Hmmmm, what did the cat drag in today?
U.S. regulators notified a former JPMorgan Chase & Co. (JPM) executive whose unit packaged mortgage- linked investments that he may be sued for his role in selling the securities as the housing crisis worsened in 2007.
Oops.
The issue apparently revolves around the 2007 "Squared" CDO, which (amusingly similar to the previous Goldman case) allegedly had Magnetar helping select assets for the deal.
Magnetar, of course, is accused of possibly being short parts of the transaction (the presumption is that they were net short, but the story does not say - it says they may have bought some of the most-junior pieces, which one would presume would be the equity tranche.)
Squared was sold in April 2007, with GSC Group serving as the CDO’s manager and JPMorgan underwriting the deal, according to data compiled by Bloomberg. Its collateral consisted partly of other CDOs tied to bonds backed by assets such as mortgages, with the initial holdings including credit-default swaps referencing $968 million of those CDOs, according to an offering document. CDOs backed by other CDOs were commonly referred to as “CDOs squared.” Squared went into default the following January.
You have to love these deals. Leverage upon leverage, all synthetic. There's nothing "real" about any part of them - someone is going to get hosed, because the guy who's short is responsible to pay the coupon, and the guy who's long gets the coupon (less the bank's profit from skimming in the middle, of course.)
The problem with these sorts of deals is that due to their leverage very small differences in performance turn into huge changes in the outcome.

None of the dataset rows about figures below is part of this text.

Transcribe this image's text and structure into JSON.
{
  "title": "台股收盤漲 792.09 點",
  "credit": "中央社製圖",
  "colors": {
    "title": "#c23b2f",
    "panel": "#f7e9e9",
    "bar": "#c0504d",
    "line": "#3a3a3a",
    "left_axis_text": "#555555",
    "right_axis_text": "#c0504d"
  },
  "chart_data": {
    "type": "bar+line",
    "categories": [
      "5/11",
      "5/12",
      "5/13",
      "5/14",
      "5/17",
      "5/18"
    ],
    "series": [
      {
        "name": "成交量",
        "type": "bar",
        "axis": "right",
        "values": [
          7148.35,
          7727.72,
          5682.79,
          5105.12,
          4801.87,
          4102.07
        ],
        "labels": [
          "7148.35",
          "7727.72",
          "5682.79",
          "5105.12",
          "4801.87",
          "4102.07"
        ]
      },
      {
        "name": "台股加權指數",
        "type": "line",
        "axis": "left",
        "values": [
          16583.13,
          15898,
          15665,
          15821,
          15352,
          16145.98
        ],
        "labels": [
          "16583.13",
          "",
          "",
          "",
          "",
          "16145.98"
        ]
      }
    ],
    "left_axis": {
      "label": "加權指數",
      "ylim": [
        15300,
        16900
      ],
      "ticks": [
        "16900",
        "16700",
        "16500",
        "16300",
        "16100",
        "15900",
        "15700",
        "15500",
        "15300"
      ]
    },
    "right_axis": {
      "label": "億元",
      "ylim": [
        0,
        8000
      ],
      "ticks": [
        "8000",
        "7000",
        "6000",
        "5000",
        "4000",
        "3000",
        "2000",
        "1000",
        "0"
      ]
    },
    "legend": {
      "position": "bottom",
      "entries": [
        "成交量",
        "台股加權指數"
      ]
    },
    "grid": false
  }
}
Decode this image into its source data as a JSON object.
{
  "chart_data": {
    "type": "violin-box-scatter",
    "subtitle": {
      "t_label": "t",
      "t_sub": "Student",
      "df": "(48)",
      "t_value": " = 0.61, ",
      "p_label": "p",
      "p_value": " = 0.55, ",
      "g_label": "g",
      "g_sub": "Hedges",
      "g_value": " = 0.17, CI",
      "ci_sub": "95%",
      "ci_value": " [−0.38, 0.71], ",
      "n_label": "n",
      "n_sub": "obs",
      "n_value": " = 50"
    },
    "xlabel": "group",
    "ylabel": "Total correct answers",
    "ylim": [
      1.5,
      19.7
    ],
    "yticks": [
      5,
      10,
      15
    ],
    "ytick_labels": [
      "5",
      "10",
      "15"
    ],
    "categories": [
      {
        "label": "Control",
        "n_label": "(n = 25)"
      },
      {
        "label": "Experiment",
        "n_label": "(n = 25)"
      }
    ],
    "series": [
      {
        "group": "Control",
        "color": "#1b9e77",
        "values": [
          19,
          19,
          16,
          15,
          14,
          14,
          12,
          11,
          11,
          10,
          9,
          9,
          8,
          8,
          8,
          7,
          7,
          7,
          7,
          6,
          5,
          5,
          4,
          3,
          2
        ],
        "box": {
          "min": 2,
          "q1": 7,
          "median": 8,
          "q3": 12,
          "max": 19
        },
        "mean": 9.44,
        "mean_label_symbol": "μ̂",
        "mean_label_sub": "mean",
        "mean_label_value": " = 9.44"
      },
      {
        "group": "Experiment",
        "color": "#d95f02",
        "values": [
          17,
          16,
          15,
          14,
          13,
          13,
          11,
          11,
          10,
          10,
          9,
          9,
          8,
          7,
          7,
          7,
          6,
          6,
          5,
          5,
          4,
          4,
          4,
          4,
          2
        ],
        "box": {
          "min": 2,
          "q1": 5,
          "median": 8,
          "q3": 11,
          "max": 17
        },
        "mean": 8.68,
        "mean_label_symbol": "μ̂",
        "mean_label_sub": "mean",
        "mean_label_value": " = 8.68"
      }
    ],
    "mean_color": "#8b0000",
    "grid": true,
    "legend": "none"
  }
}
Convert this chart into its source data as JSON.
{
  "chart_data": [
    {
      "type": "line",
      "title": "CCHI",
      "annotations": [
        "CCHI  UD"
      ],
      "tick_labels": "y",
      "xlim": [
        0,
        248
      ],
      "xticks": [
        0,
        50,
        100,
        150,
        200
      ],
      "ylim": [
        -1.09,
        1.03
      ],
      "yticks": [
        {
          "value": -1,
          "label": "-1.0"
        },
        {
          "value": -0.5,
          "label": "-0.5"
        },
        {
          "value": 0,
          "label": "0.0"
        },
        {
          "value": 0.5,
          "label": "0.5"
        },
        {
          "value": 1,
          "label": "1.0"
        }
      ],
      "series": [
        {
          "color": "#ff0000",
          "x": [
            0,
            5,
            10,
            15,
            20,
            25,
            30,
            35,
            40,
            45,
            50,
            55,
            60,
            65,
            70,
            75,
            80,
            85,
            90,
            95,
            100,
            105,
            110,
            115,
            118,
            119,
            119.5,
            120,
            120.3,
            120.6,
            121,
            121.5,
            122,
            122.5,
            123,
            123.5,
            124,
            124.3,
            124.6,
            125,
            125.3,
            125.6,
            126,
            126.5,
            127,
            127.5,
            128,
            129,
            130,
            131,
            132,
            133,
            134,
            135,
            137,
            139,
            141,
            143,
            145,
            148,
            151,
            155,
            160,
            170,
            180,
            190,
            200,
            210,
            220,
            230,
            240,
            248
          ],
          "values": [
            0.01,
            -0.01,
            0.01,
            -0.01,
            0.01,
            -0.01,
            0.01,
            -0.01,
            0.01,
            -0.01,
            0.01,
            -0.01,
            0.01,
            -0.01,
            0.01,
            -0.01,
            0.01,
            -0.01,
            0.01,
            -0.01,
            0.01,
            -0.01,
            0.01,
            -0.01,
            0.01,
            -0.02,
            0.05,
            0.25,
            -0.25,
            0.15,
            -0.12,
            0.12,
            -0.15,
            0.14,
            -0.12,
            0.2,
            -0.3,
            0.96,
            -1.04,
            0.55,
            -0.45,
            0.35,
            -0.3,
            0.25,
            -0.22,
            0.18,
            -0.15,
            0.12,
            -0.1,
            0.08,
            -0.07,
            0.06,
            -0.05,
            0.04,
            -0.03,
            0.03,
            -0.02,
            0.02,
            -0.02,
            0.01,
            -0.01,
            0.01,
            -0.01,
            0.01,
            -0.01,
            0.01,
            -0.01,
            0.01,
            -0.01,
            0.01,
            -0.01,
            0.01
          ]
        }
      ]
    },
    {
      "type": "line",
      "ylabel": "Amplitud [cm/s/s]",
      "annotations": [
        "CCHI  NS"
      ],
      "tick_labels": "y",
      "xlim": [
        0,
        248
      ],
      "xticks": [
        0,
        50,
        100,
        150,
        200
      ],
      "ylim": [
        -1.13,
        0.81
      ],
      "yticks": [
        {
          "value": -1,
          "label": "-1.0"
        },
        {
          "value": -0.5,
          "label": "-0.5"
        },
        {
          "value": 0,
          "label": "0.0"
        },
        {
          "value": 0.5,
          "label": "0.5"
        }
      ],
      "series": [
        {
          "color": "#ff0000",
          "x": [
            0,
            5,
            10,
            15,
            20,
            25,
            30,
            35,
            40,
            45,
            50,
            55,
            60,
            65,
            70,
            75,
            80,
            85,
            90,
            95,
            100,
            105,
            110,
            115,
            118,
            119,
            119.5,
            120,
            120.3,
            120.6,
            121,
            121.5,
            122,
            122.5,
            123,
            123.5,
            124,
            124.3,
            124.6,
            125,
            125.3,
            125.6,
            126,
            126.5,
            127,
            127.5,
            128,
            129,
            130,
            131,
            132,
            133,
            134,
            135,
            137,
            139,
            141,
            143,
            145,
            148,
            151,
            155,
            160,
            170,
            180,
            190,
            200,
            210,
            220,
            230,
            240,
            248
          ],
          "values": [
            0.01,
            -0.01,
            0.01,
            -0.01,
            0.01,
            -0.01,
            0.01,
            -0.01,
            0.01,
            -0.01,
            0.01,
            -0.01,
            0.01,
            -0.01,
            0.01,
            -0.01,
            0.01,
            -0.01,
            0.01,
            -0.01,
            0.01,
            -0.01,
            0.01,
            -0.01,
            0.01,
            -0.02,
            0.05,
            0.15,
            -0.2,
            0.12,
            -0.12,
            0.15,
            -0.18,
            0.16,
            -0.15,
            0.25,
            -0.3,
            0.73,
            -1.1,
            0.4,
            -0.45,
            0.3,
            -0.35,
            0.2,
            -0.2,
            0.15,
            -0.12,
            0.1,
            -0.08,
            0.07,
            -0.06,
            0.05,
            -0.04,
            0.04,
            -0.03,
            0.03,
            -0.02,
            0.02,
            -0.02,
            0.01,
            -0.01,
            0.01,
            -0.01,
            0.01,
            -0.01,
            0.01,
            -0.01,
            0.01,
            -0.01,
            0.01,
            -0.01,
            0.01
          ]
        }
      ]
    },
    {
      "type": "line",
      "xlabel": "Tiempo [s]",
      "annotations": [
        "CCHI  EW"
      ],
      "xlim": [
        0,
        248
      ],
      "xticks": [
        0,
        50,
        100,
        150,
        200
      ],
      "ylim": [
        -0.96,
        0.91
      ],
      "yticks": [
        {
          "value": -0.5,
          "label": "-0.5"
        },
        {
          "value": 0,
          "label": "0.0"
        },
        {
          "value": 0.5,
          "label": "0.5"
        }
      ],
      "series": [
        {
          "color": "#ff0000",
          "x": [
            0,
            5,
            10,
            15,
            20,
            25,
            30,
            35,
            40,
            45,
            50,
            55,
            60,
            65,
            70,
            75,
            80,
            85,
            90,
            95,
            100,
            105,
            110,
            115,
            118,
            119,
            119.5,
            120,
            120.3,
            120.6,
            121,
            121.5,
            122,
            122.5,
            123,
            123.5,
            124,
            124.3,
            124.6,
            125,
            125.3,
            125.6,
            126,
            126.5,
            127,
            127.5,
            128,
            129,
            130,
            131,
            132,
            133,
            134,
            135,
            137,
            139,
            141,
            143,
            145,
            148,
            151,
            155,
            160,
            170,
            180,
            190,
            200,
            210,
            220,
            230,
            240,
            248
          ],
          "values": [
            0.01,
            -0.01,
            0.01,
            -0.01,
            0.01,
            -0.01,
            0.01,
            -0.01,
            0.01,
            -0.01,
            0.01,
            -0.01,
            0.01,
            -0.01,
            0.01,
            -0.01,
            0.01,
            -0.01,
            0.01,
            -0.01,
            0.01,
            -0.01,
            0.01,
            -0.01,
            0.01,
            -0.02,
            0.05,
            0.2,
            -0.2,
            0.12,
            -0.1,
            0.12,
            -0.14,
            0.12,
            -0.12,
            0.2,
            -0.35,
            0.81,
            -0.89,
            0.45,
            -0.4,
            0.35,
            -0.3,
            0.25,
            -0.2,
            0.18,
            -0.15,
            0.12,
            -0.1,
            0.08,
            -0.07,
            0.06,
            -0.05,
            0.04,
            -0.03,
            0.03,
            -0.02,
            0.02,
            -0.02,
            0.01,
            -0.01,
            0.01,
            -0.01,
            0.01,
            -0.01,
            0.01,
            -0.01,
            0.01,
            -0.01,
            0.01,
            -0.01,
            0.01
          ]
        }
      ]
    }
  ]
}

This, in turn, makes fair and full disclosure of how assets were selected, who did the selecting and what their interest in the deal was from the outset critical in trying to analyze whether such a thing is an "investment" (really a gambling construct) you want to get involved in.
Evanston, Illinois-based Magnetar told investors in an April 2010 letter that it didn’t help banks create CDOs that were “built to fail” on a bet that homeowners with bad credit would default on their loans. The firm offered limited input on the creation of CDOs, and made bets that would pay off if they soured as part of a “market neutral” portfolio designed to profit no matter what happened, Magnetar said in the letter.
Oh that's clever. A no-lose scenario? Hmmmm... ok, who got the "had to lose" end of that stick, and did they know they were getting it? Derivatives are like that - if someone wins, someone else loses.
I guess we'll find out in the fullness of time.